What I am writing here is definitely not the whole picture. There is rarely a whole picture. But I felt the need to write a few words for my "circle" out there who might be wondering what's the problem with Cyprus, at least from my perspective.
If you know a bit of history of the 2 communities, skip the next 3 paragraphs.
What is the context
1. In Cyprus, for more than 5 centuries, there are both a Greek Cypriot community and a Turkish Cypriot one. That means that there are people here who speak Greek (mainly the Greek Cypriot dialect) and are traditionally mostly Christians - they also usually consider themselves Greek descendants (from the times before year 0 and on); and there are people who speak Turkish (a dialect as well) and are traditionally Muslim and also usually consider themselves descendants of Turks (mainly since the Ottoman conquest of Cyprus in the 16th century).

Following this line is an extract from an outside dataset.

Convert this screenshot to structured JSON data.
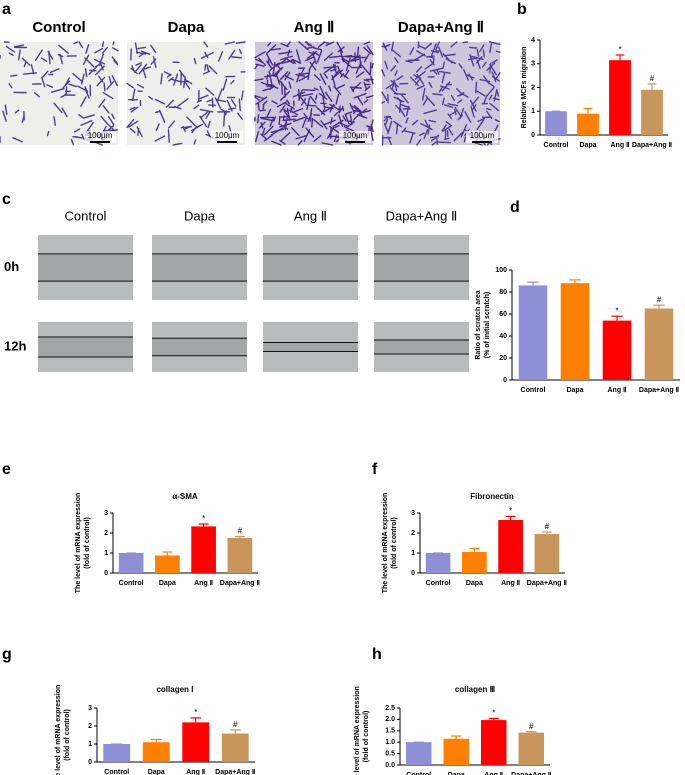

2. Both communities lived more or less harmoniously and both religions and languages were respected. The two communities were not living separately. After the Ottoman Empire comes the British rule. The smart British decide to divide the two communities: schools for GC in one village and for TC in another etc (you know how it goes). The island of Cyprus soon became an incubator of nationalistic passions ready to explode.

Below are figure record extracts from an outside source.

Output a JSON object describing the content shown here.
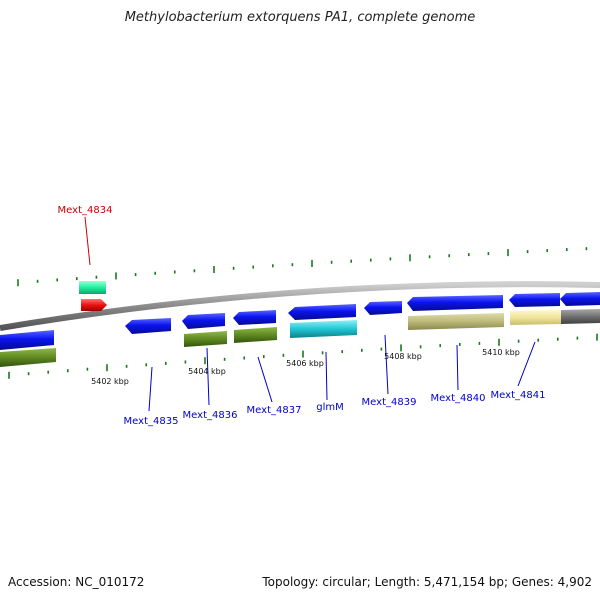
{
  "title": "Methylobacterium extorquens PA1, complete genome",
  "footer": {
    "accession": "Accession: NC_010172",
    "topology": "Topology: circular; Length: 5,471,154 bp; Genes: 4,902"
  },
  "colors": {
    "backbone": "#8a8a8a",
    "tick": "#1a7a1a",
    "gene_label": "#0000cc",
    "highlight_label": "#cc0000",
    "blue": "#0b14f0",
    "olive": "#5f8a22",
    "teal": "#21c6d4",
    "tan": "#bcb97a",
    "cream": "#efe59c",
    "gray": "#707070",
    "mint": "#1ef0a0",
    "red": "#f01010"
  },
  "map": {
    "kbp_labels": [
      "5402 kbp",
      "5404 kbp",
      "5406 kbp",
      "5408 kbp",
      "5410 kbp"
    ],
    "genes": [
      {
        "label": "Mext_4834",
        "highlight": true
      },
      {
        "label": "Mext_4835"
      },
      {
        "label": "Mext_4836"
      },
      {
        "label": "Mext_4837"
      },
      {
        "label": "glmM"
      },
      {
        "label": "Mext_4839"
      },
      {
        "label": "Mext_4840"
      },
      {
        "label": "Mext_4841"
      }
    ]
  }
}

3. In the 50's, GCs started the fight against the British rule, aiming unification with Greece. After the fighting ended, the British gave us instead "independence." (I won't really explain the quotation marks here, but in short it's funny to be independent but then have 3 "guarantors" in the Constitution:UK, Greece & Turkey).
"Greek Cypriots and Turkish Cypriots"
If you are a Cypriot, according to our marvelous Constitution, you need to be either Greek-Cypriot or Turkish-Cypriot. You can't just be CYPRIOT! (You can sense the British authorship there...) So, after the signing of the agreement for "independence" and the adoption of our Constitution, to put it bluntly, nothing went well: loads of inter-communal violence, political crises etc. The UN had to come over in the 60's with a peacekeeping mission (they are still here today, more than 50 years later). Things were not very much better really, and in the 70's, more violence erupted.

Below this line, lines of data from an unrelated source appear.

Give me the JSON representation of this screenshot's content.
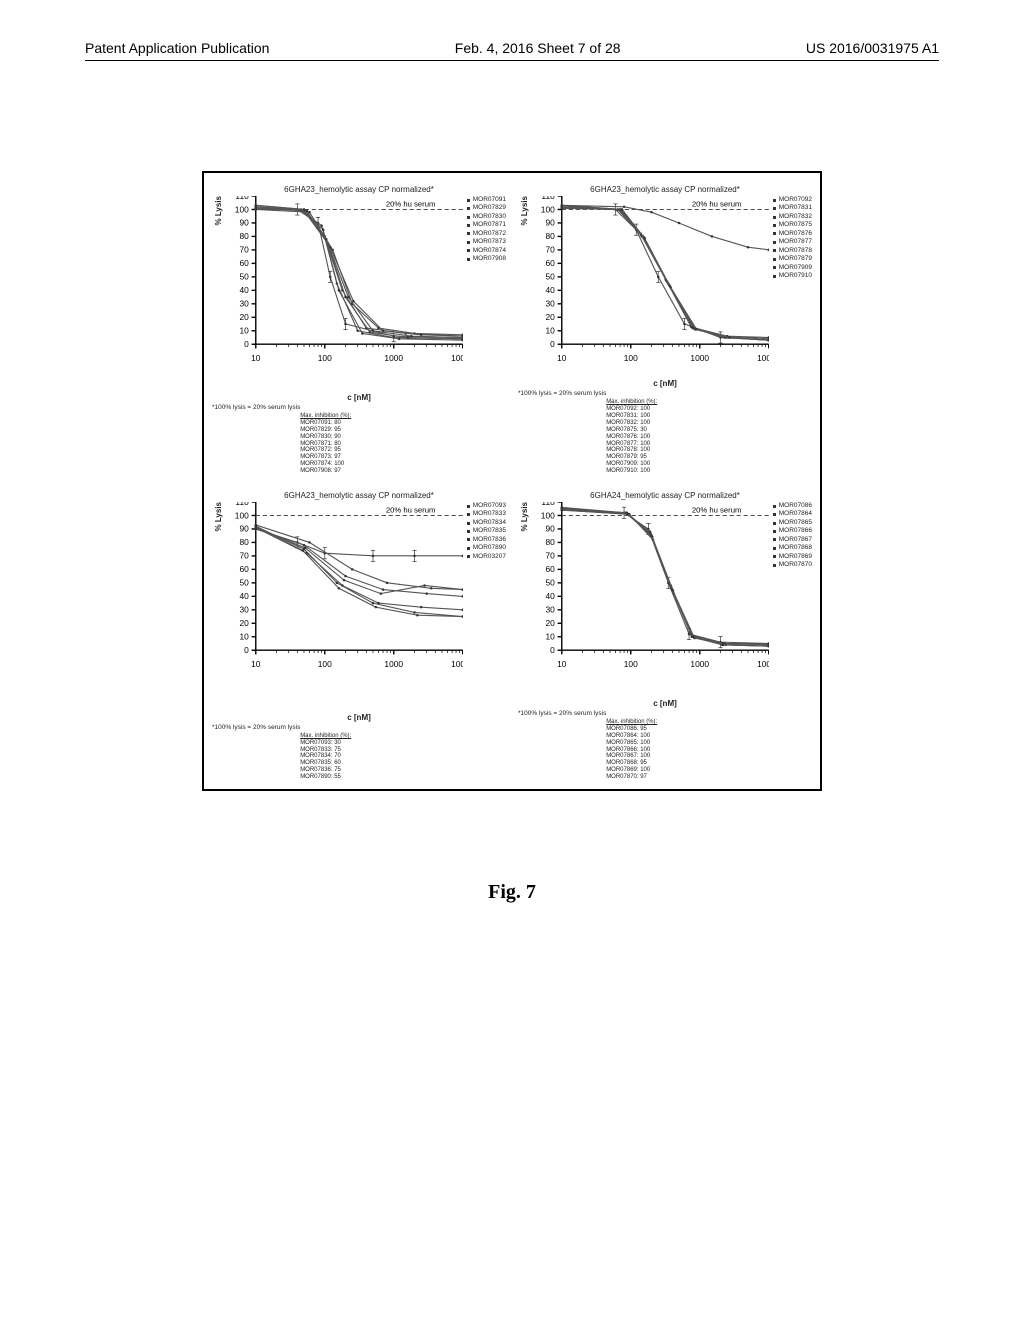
{
  "header": {
    "left": "Patent Application Publication",
    "center": "Feb. 4, 2016  Sheet 7 of 28",
    "right": "US 2016/0031975 A1"
  },
  "caption": "Fig. 7",
  "axes": {
    "ylabel": "% Lysis",
    "xlabel": "c [nM]",
    "ylim": [
      0,
      110
    ],
    "ytick_step": 10,
    "xlim": [
      10,
      10000
    ],
    "xticks": [
      10,
      100,
      1000,
      10000
    ],
    "xscale": "log",
    "serum_line_label": "20% hu serum",
    "footnote": "*100% lysis = 20% serum lysis",
    "background_color": "#ffffff",
    "axis_color": "#000000",
    "grid_color": "#cccccc",
    "curve_color": "#555555",
    "serum_line_dash": "3,2"
  },
  "panels": [
    {
      "title": "6GHA23_hemolytic assay CP normalized*",
      "legend": [
        "MOR07091",
        "MOR07829",
        "MOR07830",
        "MOR07871",
        "MOR07872",
        "MOR07873",
        "MOR07874",
        "MOR07908"
      ],
      "max_inhibition": {
        "header": "Max. inhibition (%):",
        "rows": [
          "MOR07091: 80",
          "MOR07829: 95",
          "MOR07830: 90",
          "MOR07871: 80",
          "MOR07872: 95",
          "MOR07873: 97",
          "MOR07874: 100",
          "MOR07908: 97"
        ]
      },
      "curves": [
        [
          [
            10,
            102
          ],
          [
            40,
            100
          ],
          [
            80,
            90
          ],
          [
            120,
            50
          ],
          [
            200,
            15
          ],
          [
            1000,
            6
          ],
          [
            10000,
            5
          ]
        ],
        [
          [
            10,
            101
          ],
          [
            40,
            100
          ],
          [
            90,
            88
          ],
          [
            150,
            45
          ],
          [
            300,
            10
          ],
          [
            1000,
            5
          ],
          [
            10000,
            4
          ]
        ],
        [
          [
            10,
            103
          ],
          [
            50,
            100
          ],
          [
            100,
            80
          ],
          [
            180,
            40
          ],
          [
            400,
            12
          ],
          [
            1500,
            8
          ],
          [
            10000,
            6
          ]
        ],
        [
          [
            10,
            100
          ],
          [
            60,
            98
          ],
          [
            130,
            70
          ],
          [
            250,
            30
          ],
          [
            600,
            12
          ],
          [
            2000,
            8
          ],
          [
            10000,
            7
          ]
        ],
        [
          [
            10,
            102
          ],
          [
            50,
            99
          ],
          [
            110,
            75
          ],
          [
            220,
            35
          ],
          [
            500,
            10
          ],
          [
            1800,
            6
          ],
          [
            10000,
            5
          ]
        ],
        [
          [
            10,
            101
          ],
          [
            55,
            99
          ],
          [
            120,
            72
          ],
          [
            260,
            32
          ],
          [
            700,
            10
          ],
          [
            2500,
            7
          ],
          [
            10000,
            6
          ]
        ],
        [
          [
            10,
            100
          ],
          [
            45,
            100
          ],
          [
            95,
            85
          ],
          [
            160,
            40
          ],
          [
            350,
            8
          ],
          [
            1200,
            4
          ],
          [
            10000,
            3
          ]
        ],
        [
          [
            10,
            103
          ],
          [
            50,
            100
          ],
          [
            105,
            78
          ],
          [
            200,
            35
          ],
          [
            450,
            9
          ],
          [
            1600,
            5
          ],
          [
            10000,
            4
          ]
        ]
      ]
    },
    {
      "title": "6GHA23_hemolytic assay CP normalized*",
      "legend": [
        "MOR07092",
        "MOR07831",
        "MOR07832",
        "MOR07875",
        "MOR07876",
        "MOR07877",
        "MOR07878",
        "MOR07879",
        "MOR07909",
        "MOR07910"
      ],
      "max_inhibition": {
        "header": "Max. inhibition (%):",
        "rows": [
          "MOR07092: 100",
          "MOR07831: 100",
          "MOR07832: 100",
          "MOR07875: 30",
          "MOR07876: 100",
          "MOR07877: 100",
          "MOR07878: 100",
          "MOR07879: 95",
          "MOR07909: 100",
          "MOR07910: 100"
        ]
      },
      "curves": [
        [
          [
            10,
            103
          ],
          [
            60,
            100
          ],
          [
            120,
            85
          ],
          [
            250,
            50
          ],
          [
            600,
            15
          ],
          [
            2000,
            5
          ],
          [
            10000,
            3
          ]
        ],
        [
          [
            10,
            102
          ],
          [
            70,
            100
          ],
          [
            150,
            80
          ],
          [
            350,
            45
          ],
          [
            800,
            12
          ],
          [
            2500,
            5
          ],
          [
            10000,
            3
          ]
        ],
        [
          [
            10,
            101
          ],
          [
            65,
            100
          ],
          [
            140,
            82
          ],
          [
            320,
            48
          ],
          [
            750,
            13
          ],
          [
            2200,
            6
          ],
          [
            10000,
            4
          ]
        ],
        [
          [
            10,
            103
          ],
          [
            80,
            102
          ],
          [
            200,
            98
          ],
          [
            500,
            90
          ],
          [
            1500,
            80
          ],
          [
            5000,
            72
          ],
          [
            10000,
            70
          ]
        ],
        [
          [
            10,
            102
          ],
          [
            75,
            100
          ],
          [
            160,
            78
          ],
          [
            380,
            42
          ],
          [
            900,
            11
          ],
          [
            2800,
            5
          ],
          [
            10000,
            3
          ]
        ],
        [
          [
            10,
            101
          ],
          [
            68,
            100
          ],
          [
            145,
            80
          ],
          [
            340,
            46
          ],
          [
            820,
            12
          ],
          [
            2400,
            5
          ],
          [
            10000,
            3
          ]
        ],
        [
          [
            10,
            103
          ],
          [
            72,
            100
          ],
          [
            155,
            79
          ],
          [
            360,
            44
          ],
          [
            860,
            11
          ],
          [
            2600,
            5
          ],
          [
            10000,
            3
          ]
        ],
        [
          [
            10,
            102
          ],
          [
            70,
            100
          ],
          [
            150,
            80
          ],
          [
            350,
            45
          ],
          [
            840,
            12
          ],
          [
            2500,
            6
          ],
          [
            10000,
            5
          ]
        ],
        [
          [
            10,
            101
          ],
          [
            66,
            100
          ],
          [
            142,
            81
          ],
          [
            330,
            47
          ],
          [
            790,
            12
          ],
          [
            2300,
            5
          ],
          [
            10000,
            3
          ]
        ],
        [
          [
            10,
            103
          ],
          [
            74,
            100
          ],
          [
            158,
            79
          ],
          [
            370,
            43
          ],
          [
            880,
            11
          ],
          [
            2700,
            5
          ],
          [
            10000,
            3
          ]
        ]
      ]
    },
    {
      "title": "6GHA23_hemolytic assay CP normalized*",
      "legend": [
        "MOR07093",
        "MOR07833",
        "MOR07834",
        "MOR07835",
        "MOR07836",
        "MOR07890",
        "MOR03207"
      ],
      "max_inhibition": {
        "header": "Max. inhibition (%):",
        "rows": [
          "MOR07093: 30",
          "MOR07833: 75",
          "MOR07834: 70",
          "MOR07835: 60",
          "MOR07836: 75",
          "MOR07890: 55"
        ]
      },
      "curves": [
        [
          [
            10,
            90
          ],
          [
            40,
            80
          ],
          [
            100,
            72
          ],
          [
            500,
            70
          ],
          [
            2000,
            70
          ],
          [
            10000,
            70
          ]
        ],
        [
          [
            10,
            92
          ],
          [
            50,
            75
          ],
          [
            150,
            50
          ],
          [
            500,
            35
          ],
          [
            2000,
            28
          ],
          [
            10000,
            25
          ]
        ],
        [
          [
            10,
            91
          ],
          [
            55,
            72
          ],
          [
            180,
            48
          ],
          [
            600,
            35
          ],
          [
            2500,
            32
          ],
          [
            10000,
            30
          ]
        ],
        [
          [
            10,
            90
          ],
          [
            50,
            78
          ],
          [
            200,
            55
          ],
          [
            700,
            45
          ],
          [
            3000,
            42
          ],
          [
            10000,
            40
          ]
        ],
        [
          [
            10,
            92
          ],
          [
            48,
            74
          ],
          [
            160,
            46
          ],
          [
            550,
            32
          ],
          [
            2200,
            26
          ],
          [
            10000,
            25
          ]
        ],
        [
          [
            10,
            91
          ],
          [
            52,
            76
          ],
          [
            190,
            52
          ],
          [
            650,
            42
          ],
          [
            2800,
            48
          ],
          [
            10000,
            45
          ]
        ],
        [
          [
            10,
            93
          ],
          [
            60,
            80
          ],
          [
            250,
            60
          ],
          [
            800,
            50
          ],
          [
            3500,
            46
          ],
          [
            10000,
            45
          ]
        ]
      ]
    },
    {
      "title": "6GHA24_hemolytic assay CP normalized*",
      "legend": [
        "MOR07086",
        "MOR07864",
        "MOR07865",
        "MOR07866",
        "MOR07867",
        "MOR07868",
        "MOR07869",
        "MOR07870"
      ],
      "max_inhibition": {
        "header": "Max. inhibition (%):",
        "rows": [
          "MOR07086: 95",
          "MOR07864: 100",
          "MOR07865: 100",
          "MOR07866: 100",
          "MOR07867: 100",
          "MOR07868: 95",
          "MOR07869: 100",
          "MOR07870: 97"
        ]
      },
      "curves": [
        [
          [
            10,
            105
          ],
          [
            80,
            102
          ],
          [
            180,
            90
          ],
          [
            350,
            50
          ],
          [
            700,
            12
          ],
          [
            2000,
            6
          ],
          [
            10000,
            5
          ]
        ],
        [
          [
            10,
            104
          ],
          [
            90,
            101
          ],
          [
            200,
            85
          ],
          [
            400,
            45
          ],
          [
            800,
            10
          ],
          [
            2200,
            4
          ],
          [
            10000,
            3
          ]
        ],
        [
          [
            10,
            106
          ],
          [
            85,
            102
          ],
          [
            190,
            88
          ],
          [
            380,
            48
          ],
          [
            760,
            11
          ],
          [
            2100,
            5
          ],
          [
            10000,
            4
          ]
        ],
        [
          [
            10,
            105
          ],
          [
            95,
            101
          ],
          [
            210,
            82
          ],
          [
            420,
            42
          ],
          [
            840,
            9
          ],
          [
            2400,
            4
          ],
          [
            10000,
            3
          ]
        ],
        [
          [
            10,
            104
          ],
          [
            88,
            102
          ],
          [
            195,
            86
          ],
          [
            390,
            46
          ],
          [
            780,
            10
          ],
          [
            2150,
            5
          ],
          [
            10000,
            4
          ]
        ],
        [
          [
            10,
            106
          ],
          [
            92,
            101
          ],
          [
            205,
            84
          ],
          [
            410,
            44
          ],
          [
            820,
            10
          ],
          [
            2300,
            5
          ],
          [
            10000,
            5
          ]
        ],
        [
          [
            10,
            105
          ],
          [
            86,
            102
          ],
          [
            192,
            87
          ],
          [
            385,
            47
          ],
          [
            770,
            10
          ],
          [
            2120,
            4
          ],
          [
            10000,
            3
          ]
        ],
        [
          [
            10,
            104
          ],
          [
            90,
            101
          ],
          [
            200,
            85
          ],
          [
            400,
            45
          ],
          [
            800,
            10
          ],
          [
            2200,
            5
          ],
          [
            10000,
            4
          ]
        ]
      ]
    }
  ]
}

And here is when number 44 comes in. In 1974, 44 years ago, on the 15th of July there was a coup organised by a right-wing nationalistic paramilitary group against the President of Cyprus at the time (who was funny enough the Archbishop as well...). Five days later and exactly 44 years ago Turkey, under its "guarantor" hat, decides to intervene in order to "re-establish the Constitutional order." This intervention was considered by the UN an "invasion" and the territories under the Turkish rule an "occupied territory."
Today, the situation has not changed in terms of occupation, but the language has soften. No one talks in Europe about a part of EU territory under occupation (Turkish occupation), even though the whole island is part of the EU (with a special agreement concerning the occupied part). No one talks about occupation anymore. No one talks about the rights of the TC violated that are being violated and their isolation from the "outside world" as a community. Both GC and TC communities have suffered and still suffer from the war and its consequences. We forget too quickly and we only focus on our little bubble.
We know that GC and TC can harmoniously live together; it's happened before and it's happening now (in a smaller scale). With so much happening around us (wars and instability) we should build on the strong cards we have and build viable peace.
I don't know why I wrote this. I guess I needed to say something and express the sadness of the situation. But then also to reflect on the nice initiatives that are taking place to bring the 2 communities together and build a CYPRIOT identity instead of a "Greek Cypriot" and "Turkish Cypriot." And arts is always a good start to bring people together!